J Clin Pathol 66:403-408 doi:10.1136/jclinpath-2012-201192
  • Original article

The stem cell marker CD133 is highly expressed in sessile serrated adenoma and its borderline variant compared with hyperplastic polyp

  1. Susanne Holck3
  1. 1Department of Pathology, Hospital South, Naestved, Denmark
  2. 2Department of Clinical Research Center, Copenhagen University Hospital, Hvidovre, Denmark
  3. 3Department of Pathology, Copenhagen University Hospital, Hvidovre, Denmark
  4. 4Department of Surgical Gastroenterology, Copenhagen University Hospital, Hvidovre, Denmark
  1. Correspondence to Dr Mahin Mohammadi, Department of Pathology, Copenhagen University Hospital, Kettegård Alle 30, Hvidovre 2650, Denmark; Mahin.mohammadi{at}
  • Received 7 September 2012
  • Revised 11 January 2013
  • Accepted 23 January 2013
  • Published Online First 22 February 2013


Non-dysplastic serrated polyps (ND-SP) represent a heterogeneous group of colorectal lesions that comprise hyperplastic polyp (HP) and the non-dysplastic subset of sessile serrated adenoma/polyp/lesion (SSA/P/L) and its borderline variant (BSSA/P/L). Given the observer variation in their histological typing, the identification of reliable markers that assist in the characterisation is warranted. Most important is the identification of polyp qualities that may reflect the patients’ risk of developing colorectal cancer. To address these issues, CD133 may represent a potential adjunct. Here we studied the discriminatory value of CD133 expression in the classification of ND-SPs and its distribution pattern in relation to synchronous colorectal carcinoma (SCRC). 39 SSA/P/Ls, 27 BSSA/P/Ls and 21 matched HPs were immunostained for CD133. The data were further correlated to the presence of SCRC and to polyp site and size.
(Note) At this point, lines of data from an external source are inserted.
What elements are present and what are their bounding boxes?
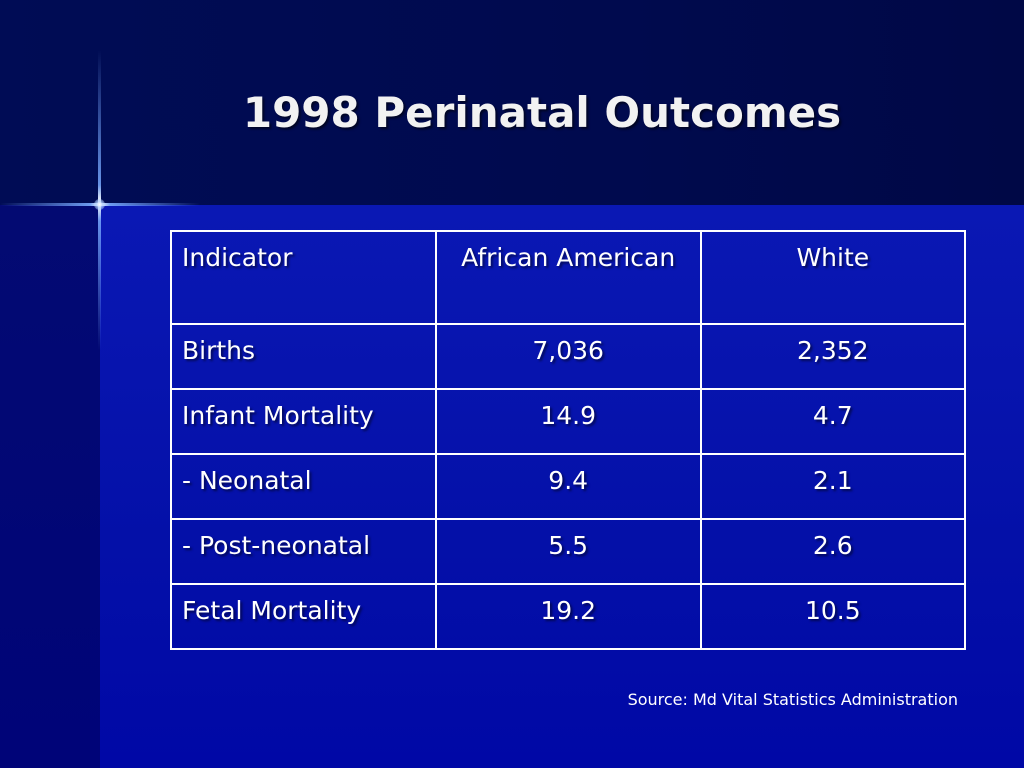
header-indicator: Indicator	[170, 230, 437, 325]
header-white: White	[699, 230, 967, 325]
cell-african-american: 14.9	[434, 388, 702, 455]
row-label: - Neonatal	[170, 453, 437, 520]
sparkle-star-icon	[94, 199, 105, 210]
cell-white: 4.7	[699, 388, 967, 455]
table-row: Infant Mortality 14.9 4.7	[170, 388, 967, 455]
header-african-american: African American	[434, 230, 702, 325]
table-row: Births 7,036 2,352	[170, 323, 967, 390]
table-header-row: Indicator African American White	[170, 230, 967, 325]
cell-african-american: 5.5	[434, 518, 702, 585]
left-band	[0, 205, 100, 768]
table-row: - Neonatal 9.4 2.1	[170, 453, 967, 520]
row-label: Infant Mortality	[170, 388, 437, 455]
source-note: Source: Md Vital Statistics Administrati…	[627, 690, 958, 709]
slide-title: 1998 Perinatal Outcomes	[242, 88, 842, 137]
table-row: Fetal Mortality 19.2 10.5	[170, 583, 967, 650]
row-label: Fetal Mortality	[170, 583, 437, 650]
row-label: - Post-neonatal	[170, 518, 437, 585]
cell-white: 2.6	[699, 518, 967, 585]
cell-white: 2.1	[699, 453, 967, 520]
header-band	[0, 0, 1024, 205]
cell-african-american: 9.4	[434, 453, 702, 520]
cell-white: 10.5	[699, 583, 967, 650]
cell-white: 2,352	[699, 323, 967, 390]
outcomes-table: Indicator African American White Births …	[170, 230, 967, 650]
cell-african-american: 19.2	[434, 583, 702, 650]
cell-african-american: 7,036	[434, 323, 702, 390]
table-row: - Post-neonatal 5.5 2.6	[170, 518, 967, 585]
row-label: Births	[170, 323, 437, 390]
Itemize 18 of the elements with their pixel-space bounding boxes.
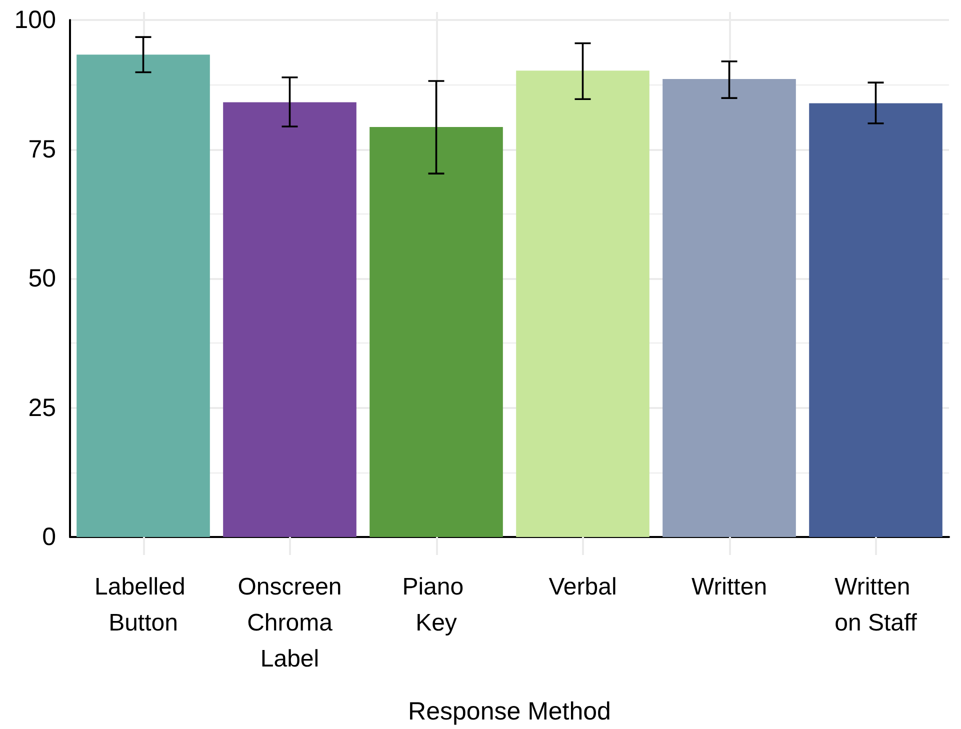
- bar: [370, 127, 503, 537]
- y-tick-label: 0: [42, 523, 56, 551]
- x-tick-label: Written: [691, 574, 768, 600]
- bar: [662, 78, 796, 537]
- bar: [809, 103, 942, 537]
- x-tick-label: Labelled Button: [94, 574, 192, 636]
- bar: [76, 54, 210, 537]
- x-tick-label: Written on Staff: [834, 574, 918, 636]
- x-tick-label: Piano Key: [402, 574, 470, 636]
- y-tick-label: 50: [28, 264, 56, 292]
- bar: [516, 70, 650, 537]
- x-axis-title: Response Method: [408, 698, 611, 726]
- y-tick-label: 100: [14, 6, 56, 34]
- y-tick-label: 25: [28, 394, 56, 422]
- y-tick-label: 75: [28, 135, 56, 164]
- bar: [223, 102, 356, 537]
- x-tick-label: Verbal: [548, 574, 617, 600]
- x-tick-label: Onscreen Chroma Label: [238, 574, 342, 672]
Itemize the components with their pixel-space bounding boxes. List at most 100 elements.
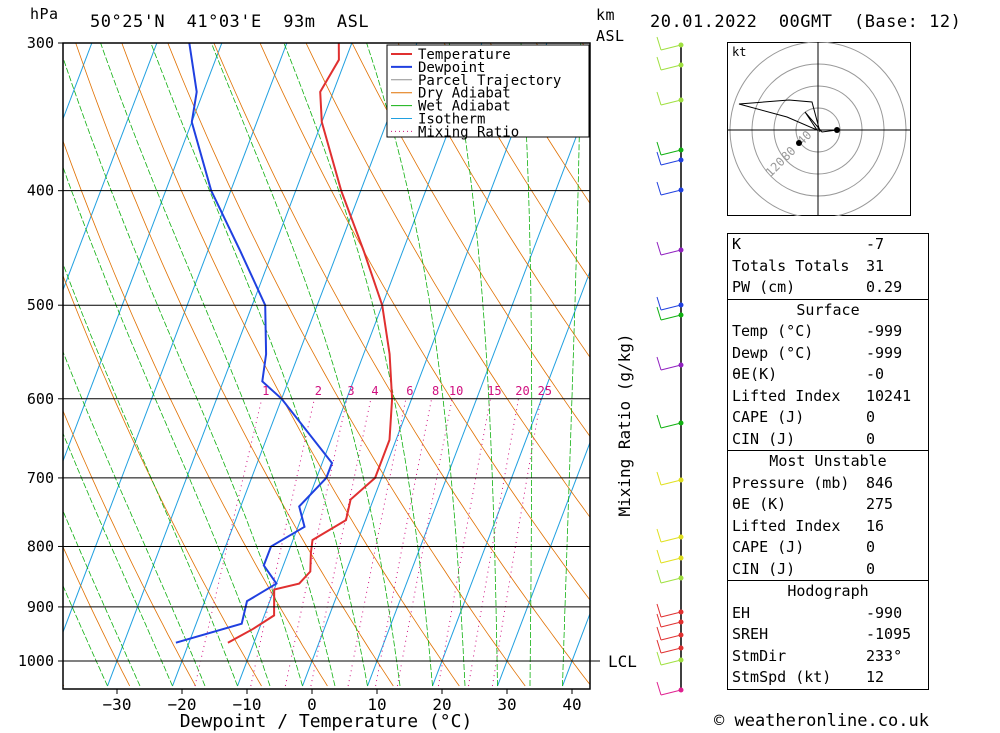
wind-barb [660,99,682,106]
wind-barb-flag [656,626,662,641]
plot-frame [62,42,591,690]
isotherm-line [107,43,353,687]
surface-row: CIN (J) 0 [728,429,928,451]
temperature-tick-label: 30 [497,695,516,714]
mixing-ratio-axis-label: Mixing Ratio (g/kg) [615,333,634,516]
mixing-ratio-label: 6 [406,384,413,398]
temperature-profile [227,43,394,644]
surface-label: CIN (J) [732,429,796,448]
wind-barb [660,189,682,196]
temperature-tick-label: −30 [103,695,132,714]
wind-barb-flag [656,681,662,696]
wet-adiabat-line [100,43,336,687]
dry-adiabat-line [351,43,590,438]
most-unstable-label: CIN (J) [732,559,796,578]
hodograph-storm-motion [796,140,802,146]
pressure-tick-label: 1000 [18,652,54,670]
wind-barb-flag [656,651,662,666]
hodograph-label: SREH [732,625,769,643]
index-table: K -7 Totals Totals 31 PW (cm) 0.29 Surface Te… [727,233,929,690]
x-axis-label: Dewpoint / Temperature (°C) [180,711,473,732]
surface-row: Lifted Index 10241 [728,386,928,408]
most-unstable-value: 846 [866,473,894,492]
surface-label: CAPE (J) [732,408,805,426]
wind-barb-flag [656,306,662,321]
most-unstable-label: Pressure (mb) [732,473,850,492]
surface-value: 10241 [866,386,912,405]
index-label: K [732,235,742,253]
wind-barb [660,647,682,654]
wind-barb-flag [656,141,662,156]
wet-adiabat-line [283,43,433,687]
surface-row: Temp (°C) -999 [728,321,928,343]
mixing-ratio-label: 8 [432,384,439,398]
wind-barb-flag [656,36,662,51]
pressure-tick-label: 700 [27,469,54,487]
most-unstable-value: 0 [866,538,876,556]
dry-adiabat-line [443,43,590,281]
wet-adiabat-line [63,166,271,687]
hodograph-value: -1095 [866,625,912,643]
wind-barb [660,44,682,51]
dry-adiabat-line [63,545,131,687]
index-row: PW (cm) 0.29 [728,277,928,299]
isotherm-line [63,43,158,292]
hodograph-label: EH [732,603,751,622]
datetime-title: 20.01.2022 00GMT (Base: 12) [650,12,962,32]
wind-barb [660,159,682,166]
wind-barb-flag [656,296,662,311]
index-value: -7 [866,235,885,253]
most-unstable-label: CAPE (J) [732,538,805,556]
surface-value: -0 [866,365,885,383]
legend-label: Temperature [418,47,511,63]
most-unstable-value: 16 [866,516,885,535]
legend-label: Parcel Trajectory [418,73,561,89]
most-unstable-row: CIN (J) 0 [728,559,928,581]
wet-adiabat-line [211,43,401,687]
wind-barb-flag [656,56,662,71]
legend-label: Dry Adiabat [418,86,511,102]
hodograph-label: StmSpd (kt) [732,668,832,686]
wind-barb-flag [656,603,662,618]
mixing-ratio-line [491,398,542,687]
wind-barb [660,364,682,371]
wet-adiabat-line [63,584,108,687]
surface-row: CAPE (J) 0 [728,407,928,429]
most-unstable-label: θE (K) [732,495,787,513]
dry-adiabat-line [982,26,1000,686]
surface-row: θE(K) -0 [728,364,928,386]
dry-adiabat-line [305,43,590,518]
dry-adiabat-line [397,43,590,358]
surface-label: θE(K) [732,365,778,383]
surface-label: Lifted Index [732,386,841,405]
wind-barb [660,659,682,666]
mixing-ratio-label: 10 [449,384,463,398]
surface-row: Dewp (°C) -999 [728,343,928,365]
surface-value: 0 [866,408,876,426]
wind-barb [660,479,682,486]
mixing-ratio-label: 4 [371,384,378,398]
hodograph-unit: kt [732,45,746,59]
index-row: K -7 [728,234,928,256]
pressure-tick-label: 400 [27,182,54,200]
wind-barb [660,314,682,321]
wet-adiabat-line [63,510,141,687]
index-value: 0.29 [866,278,903,296]
hodograph-row: EH -990 [728,603,928,625]
legend-label: Isotherm [418,112,485,128]
credit-text: © weatheronline.co.uk [714,711,929,731]
legend-label: Mixing Ratio [418,124,519,140]
index-row: Totals Totals 31 [728,256,928,278]
wet-adiabat-line [562,43,582,687]
wind-barb-flag [656,471,662,486]
wet-adiabat-line [63,262,238,687]
pressure-tick-label: 500 [27,296,54,314]
wet-adiabat-line [63,432,173,687]
wet-adiabat-line [520,43,533,686]
dry-adiabat-line [75,43,394,687]
most-unstable-row: θE (K) 275 [728,494,928,516]
isotherm-line [172,43,418,687]
surface-label: Temp (°C) [732,322,814,340]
Ignoring SCRC status, CD133 was expressed more prominently in SSA/P/Ls than in HPs. The values for BSSA/P/Ls fell in between, yet closer to the SSA/P/L scorings. This observation was retained in the context of SCRC and for SSA/P/Ls not associated with SCRC. Right-sidedness and large size of the polyps more commonly associated with increased CD133 expression. CD133 expression was not a significant discriminator as to the SCRC status. BSSA/P/Ls are more closely aligned to SSA/P/L and further that SSA/P/L and BSSA/P/Ls fundamentally differ from HP by their CD133 immunoprofile, a notion that can be exploited in the diagnostic routine practice. Recorded data further indirectly support the idea that SSA/P/Ls are more prone to neoplastic progression than are HPs.